When you have more then one child there doesn't seem to be enough time in the day. Finding time for each individual child is very important. This will help your child develop a special relationship with you as a parent. It also will create lasting memories for both you and your child. That doesn't mean it is not important to have family time. My motto is, a family that plays together stays together.
Setting up schedules or mommy or daddy time is the best way to remember these special times for your child. It can be as simple as a lunch date for the two of you or a date night out to dinner and a movie. When times were too hectic and our budget didn't allow for eating out, I would take only one child with me to the store. The time we had together was special and the child would get to pick out something for us to bake at home with the other children. If dad has to run errands, the child can go with him as a helper. Making the child feel special. The goal to your individual time is for you to listen to their heart. I found, as my children grew older, our alone time was when they would confide in me privately about things that were on their mind. I never had to ask them to share their heart I just listened.

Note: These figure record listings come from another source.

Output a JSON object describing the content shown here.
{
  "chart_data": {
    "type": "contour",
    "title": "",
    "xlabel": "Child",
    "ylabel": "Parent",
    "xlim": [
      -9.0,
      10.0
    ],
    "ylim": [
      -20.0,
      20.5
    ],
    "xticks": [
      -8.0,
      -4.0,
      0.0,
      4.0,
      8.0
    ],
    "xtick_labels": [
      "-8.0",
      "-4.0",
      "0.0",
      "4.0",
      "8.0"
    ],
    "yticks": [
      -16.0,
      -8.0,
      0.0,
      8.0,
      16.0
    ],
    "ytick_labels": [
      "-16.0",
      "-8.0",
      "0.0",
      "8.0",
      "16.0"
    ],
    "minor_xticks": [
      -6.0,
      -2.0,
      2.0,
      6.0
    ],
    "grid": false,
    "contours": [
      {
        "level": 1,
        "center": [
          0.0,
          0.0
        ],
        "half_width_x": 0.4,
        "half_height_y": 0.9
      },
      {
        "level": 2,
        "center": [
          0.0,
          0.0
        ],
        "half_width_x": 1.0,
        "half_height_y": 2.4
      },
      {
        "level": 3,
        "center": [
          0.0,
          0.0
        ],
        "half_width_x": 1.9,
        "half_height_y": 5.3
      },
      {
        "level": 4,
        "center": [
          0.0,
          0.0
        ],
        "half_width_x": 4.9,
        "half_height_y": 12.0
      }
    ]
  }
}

your child is never too old to not have mom/dad time. Every child wants to feel important to its parents. If there are multiple children in the home, an older child may not be able to find the personal time to discuss with you private issues. Making that time available to them, without them asking for it, shows them you understand their needs.
If you find that you did not find time during the day to spend personal time with your child, do not panic. Tucking your child into bed and listening to their day will make a world of difference to your child. My parents had a half hour interval between each child. The youngest going to bed first and the oldest last. This would be a good situation if you wanted to spend quality time with each child. Remember, it isn't the quantity but the quality of time you spend with your children.